Pedro Font (Pere Font in Catalan, his native language) (1737–1781) was a Spanish Franciscan missionary and diarist.

== Biography ==

Font was born in 1737 in Girona, Catalonia, Spain. He received his training at Querétaro Missionary College.

From 1773 to 1775, Font served at Mission San José de Tumacácori in Pima Country. He was the chaplain of Juan Bautista de Anza's expedition that explored Alta California from 1775 to 1776. Font's diary, With Anza to California, gives the principal account of the expedition; in it, Font describes military governor Fernando Rivera y Moncada using force against a neophyte. Font was involved in Rivera's excommunication.

While on the expedition, Font drew one of the first maps of the San Francisco Bay, naming the mountain range now known as the Sierra Nevada He also identified the site for the proposed Mission San Francisco de Asís, which would be established later that year by Junípero Serra and Francisco Palóu.
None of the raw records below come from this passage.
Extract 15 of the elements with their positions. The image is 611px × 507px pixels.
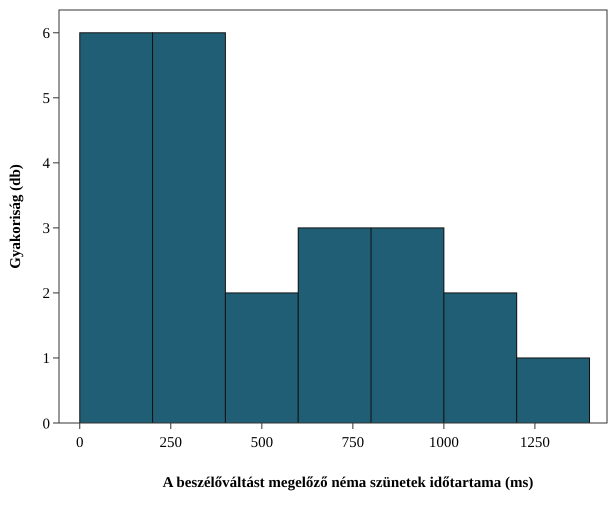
y-tick-label: 6 [42, 26, 50, 42]
x-tick-label: 750 [342, 435, 364, 451]
x-tick-label: 1250 [520, 435, 550, 451]
y-tick-label: 3 [42, 221, 50, 238]
y-axis-title: Gyakoriság (db) [8, 164, 24, 269]
y-tick-label: 2 [42, 286, 50, 302]
y-tick-label: 0 [42, 416, 50, 432]
y-tick-label: 1 [42, 351, 50, 368]
x-tick-label: 500 [250, 435, 274, 451]
x-axis-title: A beszélőváltást megelőző néma szünetek időtartama (ms) [162, 475, 534, 491]
x-tick-label: 250 [160, 435, 182, 451]
y-tick-label: 5 [42, 91, 50, 108]
x-tick-label: 1000 [428, 435, 459, 451]
y-tick-label: 4 [42, 156, 50, 172]
x-tick-label: 0 [76, 435, 84, 451]
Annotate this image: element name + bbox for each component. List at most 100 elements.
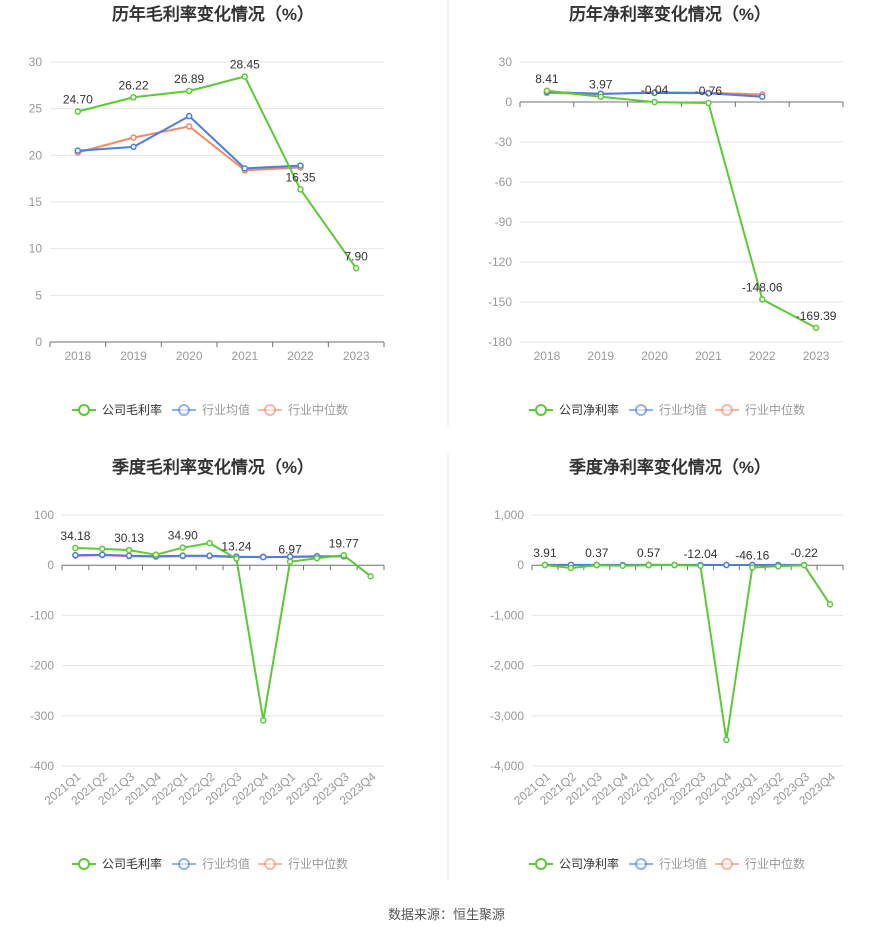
chart-1-series-industry_avg-point [705,90,712,97]
chart-1-xtick-label: 2022 [749,349,776,363]
chart-1-data-label: -0.76 [695,84,723,98]
chart-3-series-company-point [826,601,834,608]
chart-3-data-label: 3.91 [533,546,557,560]
chart-3-data-label: -46.16 [735,549,769,563]
chart-1-ytick-label: -60 [495,175,513,189]
chart-2-data-label: 34.18 [60,529,90,543]
chart-2-series-industry_avg-point [72,551,79,559]
chart-1-ytick-label: -150 [488,295,512,309]
chart-0-ytick-label: 30 [29,55,43,69]
chart-1-data-label: -0.04 [641,83,669,97]
chart-1-xtick-label: 2018 [534,349,561,363]
legend-company-marker [78,858,90,870]
chart-3-ytick-label: -4,000 [490,759,524,773]
chart-0-ytick-label: 15 [29,195,43,209]
chart-2-series-industry_avg-point [125,552,133,559]
chart-1-title: 历年净利率变化情况（%） [569,4,771,24]
chart-3-series-company-line [544,564,831,741]
chart-1-ytick-label: -30 [495,135,513,149]
legend-industry_avg-label: 行业均值 [202,402,250,417]
chart-3-series-company-point [567,564,575,572]
chart-0-xtick-label: 2018 [64,349,91,363]
chart-1-series-company-point [597,93,604,100]
legend-industry_median-label: 行业中位数 [745,856,805,871]
chart-0-series-industry_median-point [185,123,193,130]
chart-1-ytick-label: -120 [488,255,512,269]
chart-2-series-company-point [340,552,347,559]
chart-1-series-company-point [651,98,658,106]
chart-3-series-company-point [541,561,549,569]
chart-0-series-industry_avg-point [297,162,304,169]
chart-2-series-company-line [75,542,372,722]
chart-2-series-industry_avg-point [260,553,267,561]
chart-3-series-company-point [749,564,756,571]
chart-2-series-industry_avg-point [179,552,186,559]
chart-2-data-label: 30.13 [114,531,144,545]
chart-0-data-label: 16.35 [285,170,315,184]
chart-0-series-industry_median-point [130,134,137,141]
chart-2-data-label: 13.24 [221,540,251,554]
chart-0-ytick-label: 10 [29,242,43,256]
chart-0-xtick-label: 2023 [343,349,370,363]
chart-2-series-company-point [152,551,160,558]
chart-3-series-company-point [800,561,808,569]
chart-2-data-label: 19.77 [329,536,359,550]
legend-company-label: 公司毛利率 [102,856,162,871]
chart-2-ytick-label: 100 [34,508,54,522]
legend-company-label: 公司净利率 [559,856,619,871]
chart-0-series-industry_avg-point [241,165,249,172]
chart-1-series-company-line [546,89,817,329]
chart-0-data-label: 7.90 [344,249,368,263]
chart-2-series-company-point [233,555,240,562]
chart-0-ytick-label: 0 [35,335,42,349]
chart-1-data-label: 8.41 [535,72,559,86]
chart-0-data-label: 28.45 [230,57,260,71]
chart-1-ytick-label: 0 [505,95,512,109]
chart-3-series-company-point [697,562,704,570]
chart-2-ytick-label: -100 [30,608,54,622]
data-source-note: 数据来源：恒生聚源 [387,908,505,923]
legend-company-marker [78,404,90,416]
chart-0-xtick-label: 2022 [287,349,314,363]
chart-1-series-industry_avg-point [651,89,658,97]
chart-3-series-company-point [723,736,730,744]
chart-2-series-industry_avg-point [206,552,213,559]
chart-0-series-industry_avg-point [74,147,82,154]
legend-industry_avg-marker [178,858,190,870]
chart-3-data-label: 0.57 [637,546,661,560]
chart-2-series-company-point [313,554,321,562]
chart-0-data-label: 26.22 [118,78,148,92]
chart-2-data-label: 6.97 [278,543,302,557]
chart-3-series-company-point [619,562,626,569]
chart-0-series-company-point [185,87,193,95]
chart-3-ytick-label: -2,000 [490,659,524,673]
chart-0-series-company-point [130,94,137,101]
chart-3-series-company-point [593,561,601,569]
legend-industry_avg-label: 行业均值 [202,856,250,871]
charts-canvas: 历年毛利率变化情况（%） 0 5 10 15 20 25 30 2018 2019 2020 2021… [29,0,844,880]
chart-3-series-company-point [671,561,678,569]
legend-industry_avg-label: 行业均值 [659,402,707,417]
legend-industry_avg-marker [635,404,647,416]
legend-industry_median-label: 行业中位数 [745,402,805,417]
chart-1-xtick-label: 2019 [587,349,614,363]
legend-company-label: 公司毛利率 [102,402,162,417]
chart-3-ytick-label: -1,000 [490,608,524,622]
chart-1-xtick-label: 2021 [695,349,722,363]
chart-1-series-company-point [812,324,820,332]
chart-0-xtick-label: 2019 [120,349,147,363]
legend-industry_median-marker [721,858,733,870]
chart-2-series-company-point [367,572,374,580]
legend-industry_avg-marker [635,858,647,870]
chart-0-series-industry_avg-point [185,112,193,120]
chart-1-xtick-label: 2023 [803,349,830,363]
chart-0-xtick-label: 2021 [231,349,258,363]
legend-industry_median-marker [264,858,276,870]
chart-2-series-company-point [206,539,213,547]
chart-2-ytick-label: -400 [30,759,54,773]
chart-1-series-company-point [705,99,712,107]
chart-1-data-label: -169.39 [796,309,837,323]
chart-3-series-company-point [774,562,782,570]
legend-industry_avg-marker [178,404,190,416]
chart-1-series-industry_avg-point [759,93,766,100]
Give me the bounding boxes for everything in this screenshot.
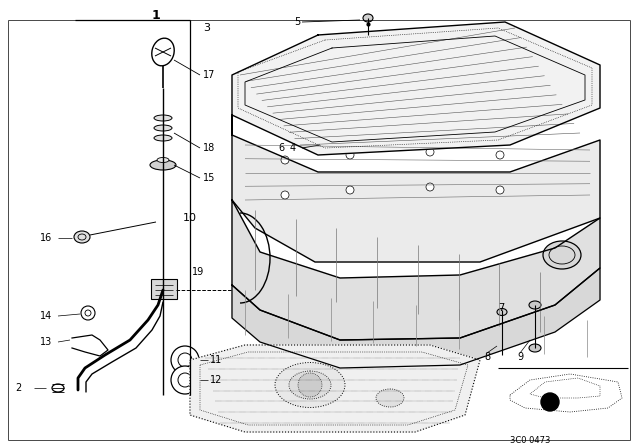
Polygon shape	[190, 345, 480, 432]
Text: 3C0 0473: 3C0 0473	[510, 435, 550, 444]
Polygon shape	[232, 22, 600, 155]
Circle shape	[426, 148, 434, 156]
Ellipse shape	[150, 160, 176, 170]
FancyBboxPatch shape	[151, 279, 177, 299]
Ellipse shape	[543, 241, 581, 269]
Circle shape	[281, 156, 289, 164]
Ellipse shape	[154, 115, 172, 121]
Ellipse shape	[154, 135, 172, 141]
Ellipse shape	[497, 309, 507, 315]
Circle shape	[81, 306, 95, 320]
Text: 2: 2	[15, 383, 21, 393]
Polygon shape	[232, 115, 600, 262]
Text: 4: 4	[290, 143, 296, 153]
Text: 5: 5	[294, 17, 300, 27]
Ellipse shape	[529, 301, 541, 309]
Ellipse shape	[74, 231, 90, 243]
Text: 10: 10	[183, 213, 197, 223]
Circle shape	[171, 346, 199, 374]
Circle shape	[281, 191, 289, 199]
Ellipse shape	[157, 158, 169, 163]
Text: 13: 13	[40, 337, 52, 347]
Text: 11: 11	[210, 355, 222, 365]
Ellipse shape	[289, 371, 331, 399]
Text: 17: 17	[203, 70, 216, 80]
Text: 18: 18	[203, 143, 215, 153]
Text: 3: 3	[203, 23, 210, 33]
Circle shape	[496, 186, 504, 194]
Text: 7: 7	[498, 303, 504, 313]
Text: 1: 1	[152, 9, 161, 22]
Circle shape	[346, 151, 354, 159]
Text: 8: 8	[484, 352, 490, 362]
Ellipse shape	[376, 389, 404, 407]
Text: 9: 9	[517, 352, 523, 362]
Text: 14: 14	[40, 311, 52, 321]
Circle shape	[171, 366, 199, 394]
Circle shape	[496, 151, 504, 159]
Text: 6: 6	[278, 143, 284, 153]
Ellipse shape	[52, 384, 64, 392]
Ellipse shape	[363, 14, 373, 22]
Circle shape	[541, 393, 559, 411]
Text: 16: 16	[40, 233, 52, 243]
Text: 15: 15	[203, 173, 216, 183]
Ellipse shape	[529, 344, 541, 352]
Circle shape	[426, 183, 434, 191]
Text: 19: 19	[192, 267, 204, 277]
Ellipse shape	[275, 362, 345, 408]
Polygon shape	[232, 200, 600, 340]
Circle shape	[346, 186, 354, 194]
Ellipse shape	[154, 125, 172, 131]
Polygon shape	[232, 268, 600, 368]
Text: 12: 12	[210, 375, 222, 385]
Circle shape	[298, 373, 322, 397]
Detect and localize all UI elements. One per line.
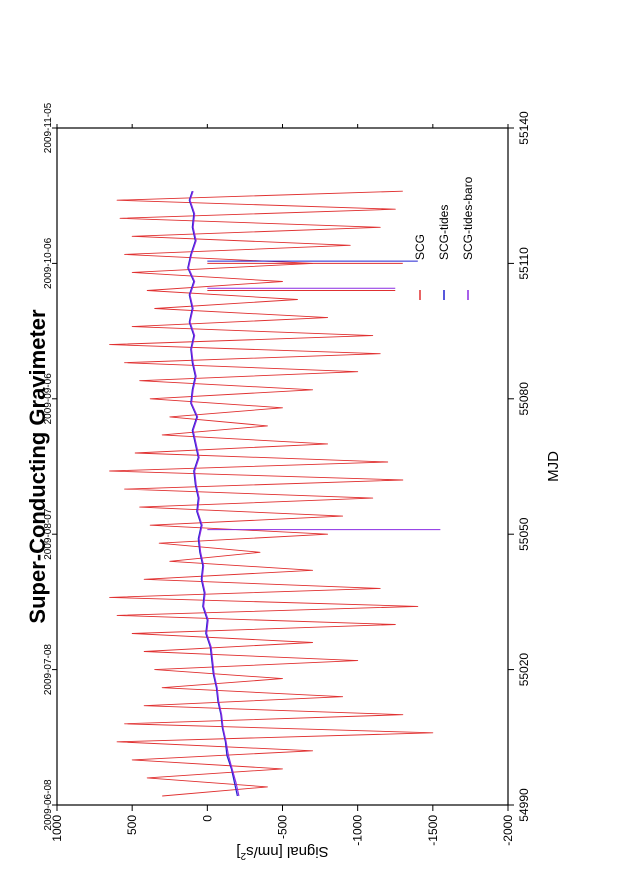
y-tick-label: -500 <box>276 815 290 839</box>
legend-label-2: SCG-tides-baro <box>461 176 475 260</box>
x-tick-label: 55140 <box>517 111 531 145</box>
date-tick-label: 2009-10-06 <box>43 237 54 289</box>
y-axis-label-main: Signal [nm/s <box>246 843 329 860</box>
x-tick-label: 55080 <box>517 382 531 416</box>
x-axis-label: MJD <box>545 451 562 482</box>
axes-layer <box>52 124 514 811</box>
series-line-scg-tides <box>187 191 238 797</box>
y-axis-label-suffix: ] <box>236 843 240 860</box>
y-tick-label: -1500 <box>426 815 440 846</box>
date-tick-label: 2009-07-08 <box>43 644 54 696</box>
y-tick-label: -2000 <box>501 815 515 846</box>
legend-label-0: SCG <box>413 234 427 260</box>
date-tick-label: 2009-08-07 <box>43 508 54 560</box>
x-tick-label: 55020 <box>517 653 531 687</box>
y-axis-label: Signal [nm/s2] <box>236 843 328 861</box>
plot-area <box>109 190 441 797</box>
y-tick-label: 500 <box>125 815 139 835</box>
date-tick-label: 2009-09-06 <box>43 373 54 425</box>
y-axis-label-superscript: 2 <box>240 850 246 861</box>
y-tick-label: -1000 <box>351 815 365 846</box>
x-tick-label: 55110 <box>517 247 531 280</box>
series-line-scg-tides-baro <box>187 191 240 797</box>
legend-label-1: SCG-tides <box>437 205 451 260</box>
y-tick-label: 1000 <box>50 815 64 842</box>
y-tick-label: 0 <box>200 815 214 822</box>
series-line-scg <box>109 190 434 797</box>
x-tick-label: 54990 <box>517 788 531 822</box>
x-tick-label: 55050 <box>517 517 531 551</box>
date-tick-label: 2009-11-05 <box>43 102 54 153</box>
date-tick-label: 2009-06-08 <box>43 779 54 831</box>
chart-title: Super-Conducting Gravimeter <box>25 309 50 624</box>
legend: SCG SCG-tides SCG-tides-baro <box>413 176 475 300</box>
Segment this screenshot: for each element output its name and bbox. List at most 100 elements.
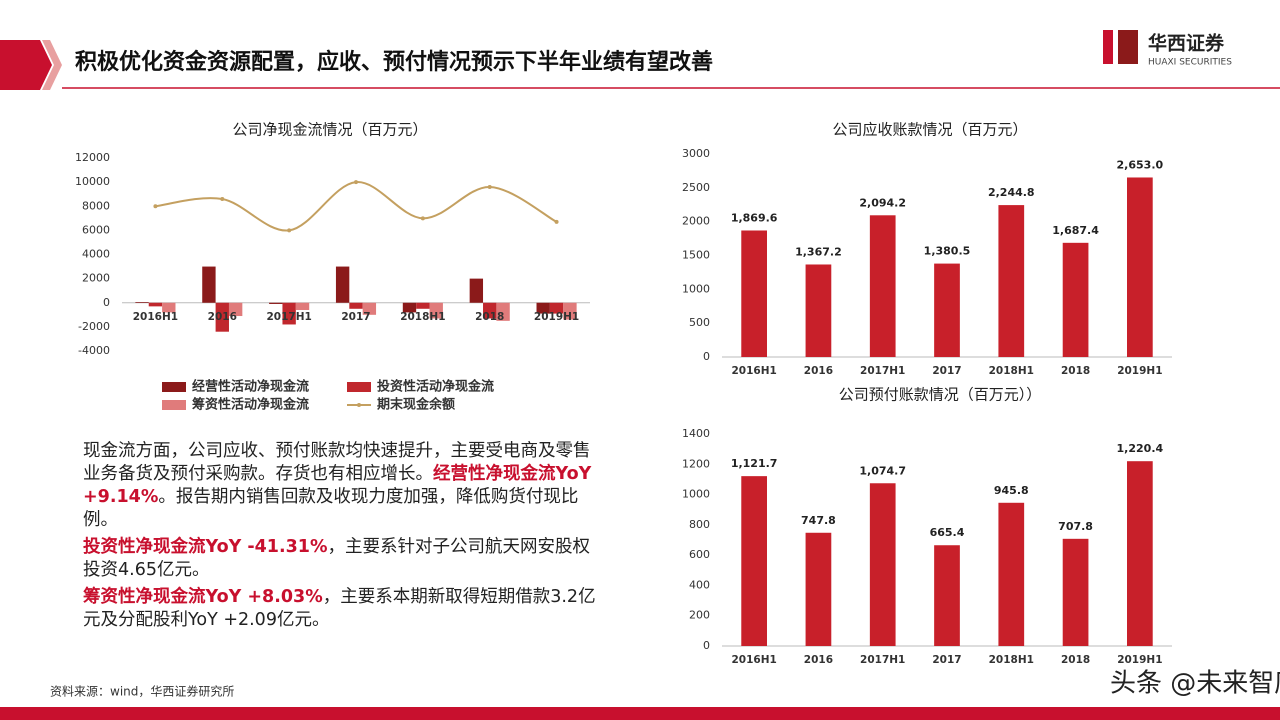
y-tick-label: 1000 bbox=[682, 488, 710, 501]
legend-label: 投资性活动净现金流 bbox=[377, 379, 494, 395]
legend-swatch bbox=[357, 403, 361, 407]
bar bbox=[563, 302, 577, 320]
y-tick-label: 2000 bbox=[82, 272, 110, 285]
x-tick-label: 2018H1 bbox=[400, 311, 445, 323]
y-tick-label: 0 bbox=[703, 639, 710, 652]
value-label: 945.8 bbox=[994, 484, 1029, 497]
value-label: 1,367.2 bbox=[795, 245, 842, 258]
bar bbox=[282, 302, 296, 325]
header-tab-accent bbox=[42, 40, 62, 90]
bar bbox=[549, 302, 564, 314]
bar bbox=[536, 302, 550, 314]
bar bbox=[335, 266, 350, 303]
x-tick-label: 2018H1 bbox=[989, 365, 1034, 377]
y-tick-label: 1400 bbox=[682, 427, 710, 440]
highlight-text: 投资性净现金流YoY -41.31% bbox=[83, 537, 328, 557]
y-tick-label: 200 bbox=[689, 609, 710, 622]
bar bbox=[934, 263, 960, 357]
y-tick-label: 500 bbox=[689, 316, 710, 329]
y-tick-label: 4000 bbox=[82, 248, 110, 261]
value-label: 1,869.6 bbox=[731, 211, 778, 224]
body-text: 现金流方面，公司应收、预付账款均快速提升，主要受电商及零售业务备货及预付采购款。… bbox=[83, 440, 603, 636]
x-tick-label: 2018H1 bbox=[989, 654, 1034, 666]
x-tick-label: 2018 bbox=[1061, 654, 1090, 666]
value-label: 2,653.0 bbox=[1117, 158, 1164, 171]
legend-label: 经营性活动净现金流 bbox=[192, 379, 309, 395]
bar bbox=[805, 532, 832, 646]
y-tick-label: 6000 bbox=[82, 223, 110, 236]
paragraph: 现金流方面，公司应收、预付账款均快速提升，主要受电商及零售业务备货及预付采购款。… bbox=[83, 440, 603, 532]
value-label: 1,687.4 bbox=[1052, 224, 1099, 237]
text-run: ，主要系本期新取得短期借款3.2亿元及分配股利YoY +2.09亿元。 bbox=[83, 587, 596, 630]
y-tick-label: 1200 bbox=[682, 457, 710, 470]
bar bbox=[162, 302, 176, 313]
paragraph: 筹资性净现金流YoY +8.03%，主要系本期新取得短期借款3.2亿元及分配股利… bbox=[83, 586, 603, 632]
bar bbox=[483, 302, 497, 319]
value-label: 707.8 bbox=[1058, 520, 1093, 533]
y-tick-label: 2500 bbox=[682, 181, 710, 194]
header-tab bbox=[0, 40, 52, 90]
y-tick-label: 8000 bbox=[82, 199, 110, 212]
bar bbox=[934, 545, 960, 646]
x-tick-label: 2017 bbox=[341, 311, 370, 323]
bar bbox=[269, 302, 283, 304]
bar bbox=[869, 215, 896, 357]
x-tick-label: 2016 bbox=[208, 311, 237, 323]
line-point bbox=[420, 216, 425, 221]
bar bbox=[416, 302, 430, 309]
chart-title: 公司净现金流情况（百万元） bbox=[232, 121, 427, 139]
legend-label: 期末现金余额 bbox=[377, 397, 455, 413]
bar bbox=[805, 264, 832, 357]
bar bbox=[215, 302, 229, 332]
y-tick-label: 1000 bbox=[682, 282, 710, 295]
bar bbox=[869, 483, 896, 646]
text-run: 现金流方面，公司应收、预付账款均快速提升，主要受电商及零售业务备货及预付采购款。… bbox=[83, 441, 591, 484]
text-run: ，主要系针对子公司航天网安股权投资4.65亿元。 bbox=[83, 537, 591, 580]
header-title: 积极优化资金资源配置，应收、预付情况预示下半年业绩有望改善 bbox=[75, 49, 713, 75]
source: 资料来源：wind，华西证券研究所 bbox=[50, 684, 234, 699]
x-tick-label: 2016H1 bbox=[731, 654, 776, 666]
y-tick-label: 10000 bbox=[75, 175, 110, 188]
x-tick-label: 2019H1 bbox=[1117, 654, 1162, 666]
bar bbox=[469, 278, 484, 303]
x-tick-label: 2017 bbox=[932, 365, 961, 377]
bar bbox=[429, 302, 443, 319]
bar bbox=[349, 302, 363, 309]
text-run: 。报告期内销售回款及收现力度加强，降低购货付现比例。 bbox=[83, 487, 579, 530]
y-tick-label: 800 bbox=[689, 518, 710, 531]
x-tick-label: 2018 bbox=[475, 311, 504, 323]
line-point bbox=[487, 184, 492, 189]
bar bbox=[148, 302, 163, 307]
bar bbox=[1127, 461, 1153, 646]
bar bbox=[741, 230, 767, 357]
logo-mark bbox=[1118, 30, 1138, 64]
bar bbox=[202, 266, 216, 303]
value-label: 1,380.5 bbox=[924, 245, 971, 258]
bar bbox=[496, 302, 510, 321]
y-tick-label: 0 bbox=[703, 350, 710, 363]
legend-swatch bbox=[162, 382, 186, 392]
x-tick-label: 2017H1 bbox=[266, 311, 311, 323]
chart-title: 公司应收账款情况（百万元） bbox=[832, 121, 1027, 139]
value-label: 2,094.2 bbox=[859, 196, 906, 209]
x-tick-label: 2019H1 bbox=[1117, 365, 1162, 377]
legend-swatch bbox=[347, 382, 371, 392]
logo-sub: HUAXI SECURITIES bbox=[1148, 58, 1232, 68]
line-point bbox=[354, 180, 358, 185]
highlight-text: 筹资性净现金流YoY +8.03% bbox=[83, 587, 323, 607]
line-point bbox=[153, 204, 158, 209]
value-label: 2,244.8 bbox=[988, 186, 1035, 199]
x-tick-label: 2016H1 bbox=[731, 365, 776, 377]
paragraph: 投资性净现金流YoY -41.31%，主要系针对子公司航天网安股权投资4.65亿… bbox=[83, 536, 603, 582]
y-tick-label: 12000 bbox=[75, 151, 110, 164]
bar bbox=[402, 302, 417, 313]
bar bbox=[295, 302, 310, 310]
x-tick-label: 2017H1 bbox=[860, 365, 905, 377]
line-point bbox=[220, 197, 225, 202]
logo-mark bbox=[1103, 30, 1113, 64]
x-tick-label: 2017H1 bbox=[860, 654, 905, 666]
value-label: 1,074.7 bbox=[859, 464, 906, 477]
y-tick-label: 600 bbox=[689, 548, 710, 561]
logo-name: 华西证券 bbox=[1148, 32, 1225, 55]
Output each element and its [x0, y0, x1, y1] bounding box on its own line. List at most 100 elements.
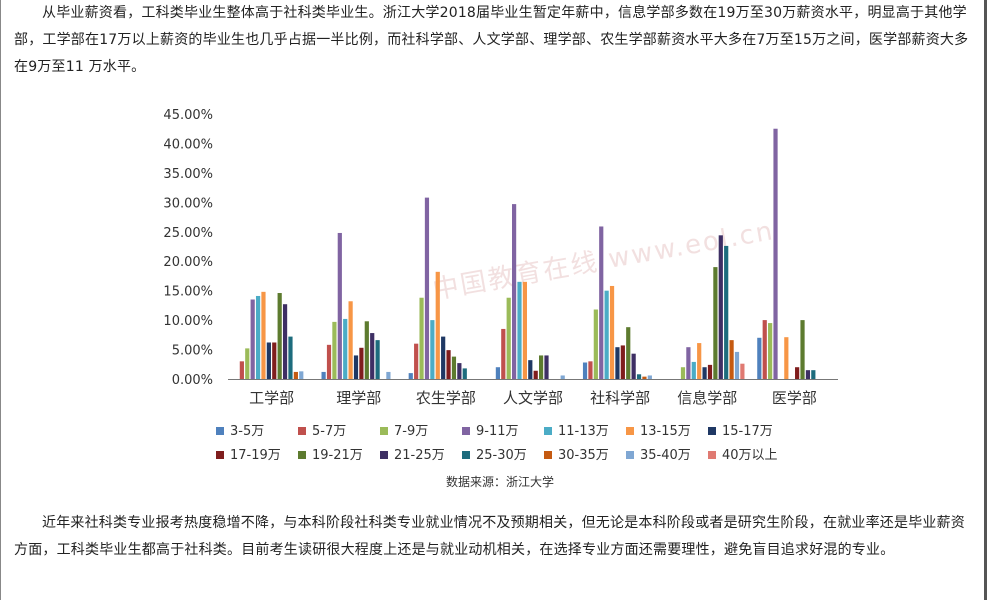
- bar: [364, 321, 369, 379]
- bar: [768, 323, 773, 379]
- legend-label: 25-30万: [476, 448, 527, 463]
- bar: [506, 297, 511, 379]
- bar: [642, 376, 647, 379]
- legend-label: 30-35万: [558, 448, 609, 463]
- y-tick-label: 45.00%: [163, 108, 213, 123]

Font later served at Mission San José de Imuris, Mission Santa Teresa de Atil, Mission Santa Maria Magdalena, Mission San Pedro y San Pablo del Tubutama and La Purísima Concepción de Caborca, prior to his death at the visita of San Diego del Pitiquito in 1781.

== Writings and legacy ==

Font described the California grizzly bear, writing, "He was horrible, fierce, large, and fat." Font interacted with Native Americans and observed homosexual behavior and saw a great need for Christianity to eradicate these "nefarious practices."

Font Street, in San Francisco's Parkmerced neighborhood, is named for Pedro Font.